As duas partes se reuniram em uma audiência de conciliação, no dia de ontem, no Tribunal de Justiça (TJ), e apresentaram propostas divergentes. O desembargador Virgílio Fernandes, responsável por analisar a ação impetrada pela Procuradoria-Geral do Estado, decidiu que, se não houver acordo, a liminar pedindo a ilegalidade da greve será votada na próxima quarta-feira, no plenário do TJ.

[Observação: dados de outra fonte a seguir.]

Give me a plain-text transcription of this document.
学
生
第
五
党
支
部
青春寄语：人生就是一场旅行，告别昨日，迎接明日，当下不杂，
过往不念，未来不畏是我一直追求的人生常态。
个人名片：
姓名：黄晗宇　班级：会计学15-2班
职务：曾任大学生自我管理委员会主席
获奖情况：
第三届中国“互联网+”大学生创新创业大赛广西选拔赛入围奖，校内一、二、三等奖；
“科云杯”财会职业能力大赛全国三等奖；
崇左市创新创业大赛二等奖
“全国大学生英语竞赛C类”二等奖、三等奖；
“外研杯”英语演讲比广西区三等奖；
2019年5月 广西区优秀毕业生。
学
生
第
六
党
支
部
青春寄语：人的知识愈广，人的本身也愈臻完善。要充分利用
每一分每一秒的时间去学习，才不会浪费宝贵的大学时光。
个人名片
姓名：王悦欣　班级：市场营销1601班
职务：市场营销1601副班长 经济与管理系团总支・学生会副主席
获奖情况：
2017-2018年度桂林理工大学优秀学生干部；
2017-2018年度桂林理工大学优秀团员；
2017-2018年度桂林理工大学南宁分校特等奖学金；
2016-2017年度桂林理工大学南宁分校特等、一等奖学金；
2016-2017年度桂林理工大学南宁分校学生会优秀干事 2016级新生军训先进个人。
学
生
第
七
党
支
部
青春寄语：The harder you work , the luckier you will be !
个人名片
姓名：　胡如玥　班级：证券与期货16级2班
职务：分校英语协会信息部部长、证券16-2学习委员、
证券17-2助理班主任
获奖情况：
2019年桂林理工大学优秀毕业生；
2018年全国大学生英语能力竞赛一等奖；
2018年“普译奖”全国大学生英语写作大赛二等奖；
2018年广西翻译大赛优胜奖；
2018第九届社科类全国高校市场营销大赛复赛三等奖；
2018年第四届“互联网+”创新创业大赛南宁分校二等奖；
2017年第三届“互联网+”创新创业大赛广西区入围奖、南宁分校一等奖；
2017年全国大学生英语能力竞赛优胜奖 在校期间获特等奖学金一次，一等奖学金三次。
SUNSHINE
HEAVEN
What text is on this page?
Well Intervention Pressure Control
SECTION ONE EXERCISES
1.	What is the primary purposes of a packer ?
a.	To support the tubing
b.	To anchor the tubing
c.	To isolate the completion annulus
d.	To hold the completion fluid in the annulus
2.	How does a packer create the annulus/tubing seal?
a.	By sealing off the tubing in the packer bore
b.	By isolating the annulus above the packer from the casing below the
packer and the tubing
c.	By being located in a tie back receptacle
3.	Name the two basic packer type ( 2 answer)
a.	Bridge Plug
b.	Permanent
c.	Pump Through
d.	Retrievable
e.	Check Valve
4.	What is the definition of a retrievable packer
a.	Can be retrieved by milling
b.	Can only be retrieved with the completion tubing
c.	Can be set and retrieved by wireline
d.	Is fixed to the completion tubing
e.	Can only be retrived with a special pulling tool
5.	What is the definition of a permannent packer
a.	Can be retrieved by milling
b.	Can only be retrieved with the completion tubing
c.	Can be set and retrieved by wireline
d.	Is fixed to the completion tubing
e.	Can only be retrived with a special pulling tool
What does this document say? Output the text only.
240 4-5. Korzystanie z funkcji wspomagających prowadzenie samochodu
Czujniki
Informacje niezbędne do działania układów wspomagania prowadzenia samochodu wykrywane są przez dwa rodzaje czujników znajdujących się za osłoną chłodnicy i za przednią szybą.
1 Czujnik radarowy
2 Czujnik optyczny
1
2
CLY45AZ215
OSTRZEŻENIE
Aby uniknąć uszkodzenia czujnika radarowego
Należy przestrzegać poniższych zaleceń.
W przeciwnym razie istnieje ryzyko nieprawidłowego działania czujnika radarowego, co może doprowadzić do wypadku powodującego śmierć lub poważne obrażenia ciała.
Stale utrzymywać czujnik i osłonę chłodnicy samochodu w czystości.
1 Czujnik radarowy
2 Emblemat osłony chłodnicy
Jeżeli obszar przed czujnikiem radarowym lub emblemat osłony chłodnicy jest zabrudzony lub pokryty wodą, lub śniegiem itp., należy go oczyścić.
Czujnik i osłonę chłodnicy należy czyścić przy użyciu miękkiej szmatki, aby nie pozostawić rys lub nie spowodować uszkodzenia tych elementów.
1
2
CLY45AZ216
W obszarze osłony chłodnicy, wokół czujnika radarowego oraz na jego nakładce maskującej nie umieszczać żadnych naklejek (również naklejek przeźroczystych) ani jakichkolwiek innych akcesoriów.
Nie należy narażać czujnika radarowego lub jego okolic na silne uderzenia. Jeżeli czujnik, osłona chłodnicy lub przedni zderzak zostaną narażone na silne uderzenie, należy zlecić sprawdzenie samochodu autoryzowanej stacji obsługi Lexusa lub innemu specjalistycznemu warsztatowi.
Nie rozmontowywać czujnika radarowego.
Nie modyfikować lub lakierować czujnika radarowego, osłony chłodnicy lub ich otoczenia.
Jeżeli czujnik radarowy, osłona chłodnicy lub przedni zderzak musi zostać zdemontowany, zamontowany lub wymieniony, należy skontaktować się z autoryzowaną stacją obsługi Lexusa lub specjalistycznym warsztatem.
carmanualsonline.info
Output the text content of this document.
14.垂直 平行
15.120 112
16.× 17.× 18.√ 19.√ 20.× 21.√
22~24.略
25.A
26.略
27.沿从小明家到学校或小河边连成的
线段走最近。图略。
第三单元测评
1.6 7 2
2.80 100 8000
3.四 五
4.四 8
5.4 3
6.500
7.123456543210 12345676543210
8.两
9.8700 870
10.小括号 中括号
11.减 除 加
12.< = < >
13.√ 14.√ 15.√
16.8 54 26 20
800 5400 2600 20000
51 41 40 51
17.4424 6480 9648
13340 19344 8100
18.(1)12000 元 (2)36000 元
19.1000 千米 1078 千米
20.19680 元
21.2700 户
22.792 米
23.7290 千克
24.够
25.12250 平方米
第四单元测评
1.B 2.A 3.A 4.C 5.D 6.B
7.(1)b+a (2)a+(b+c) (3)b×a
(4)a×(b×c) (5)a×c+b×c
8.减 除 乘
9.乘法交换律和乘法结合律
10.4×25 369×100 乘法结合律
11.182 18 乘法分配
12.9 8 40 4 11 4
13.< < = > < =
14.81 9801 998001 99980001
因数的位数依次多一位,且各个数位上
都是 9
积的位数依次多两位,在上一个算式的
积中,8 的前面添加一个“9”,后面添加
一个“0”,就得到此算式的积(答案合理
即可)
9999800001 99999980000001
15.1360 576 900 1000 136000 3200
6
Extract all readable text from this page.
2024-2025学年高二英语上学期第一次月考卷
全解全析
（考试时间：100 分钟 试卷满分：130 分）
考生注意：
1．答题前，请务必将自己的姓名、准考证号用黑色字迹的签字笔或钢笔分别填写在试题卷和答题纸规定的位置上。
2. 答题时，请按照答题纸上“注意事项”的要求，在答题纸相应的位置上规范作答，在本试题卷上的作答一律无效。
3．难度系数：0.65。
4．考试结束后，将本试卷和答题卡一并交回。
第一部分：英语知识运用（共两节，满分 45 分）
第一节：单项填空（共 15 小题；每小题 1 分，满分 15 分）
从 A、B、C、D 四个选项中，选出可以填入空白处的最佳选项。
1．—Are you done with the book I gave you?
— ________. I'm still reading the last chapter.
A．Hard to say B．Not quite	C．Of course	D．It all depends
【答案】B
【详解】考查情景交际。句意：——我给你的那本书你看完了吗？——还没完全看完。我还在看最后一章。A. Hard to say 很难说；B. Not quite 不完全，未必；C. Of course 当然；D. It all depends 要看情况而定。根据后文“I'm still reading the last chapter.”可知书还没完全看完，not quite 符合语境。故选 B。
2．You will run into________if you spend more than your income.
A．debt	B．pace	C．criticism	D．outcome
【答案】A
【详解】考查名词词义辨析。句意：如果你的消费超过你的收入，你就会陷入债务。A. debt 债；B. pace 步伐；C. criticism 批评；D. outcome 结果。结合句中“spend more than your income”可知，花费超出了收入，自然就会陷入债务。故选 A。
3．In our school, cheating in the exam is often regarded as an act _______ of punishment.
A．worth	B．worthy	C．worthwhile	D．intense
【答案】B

Participaram da audiência representantes do Sindicato dos Trabalhadores em Educação (Sinte) e da Procuradoria Geral do Estado (PGE), além da promotora de Justiça Carla Amico e a secretária de Educação do Estado, Betânia Ramalho.
Eles permaneceram reunidos desde às 9h50 até às 12h40, na sala da 1ª Câmara Cível, sem avanços na negociação. A ação movida pelo governo, e que pede a decretação de ilegalidade da greve dos professores, foi impetrada na última sexta-feira.
O procurador-geral do Estado, Miguel Josino, lamentou o resultado final. Ele ressaltou que o Estado já se comprometeu em pagar aos professores da rede estadual os valores referentes à Lei do Piso Salarial, que representariam um reajuste médio de 34% nos salários.
No entanto, o representante da PGE negou a possibilidade de implantação imediata, ou mesmo de escalonamento desse percentual em três meses, entre julho e setembro, como foi proposto pelos representantes do Sinte.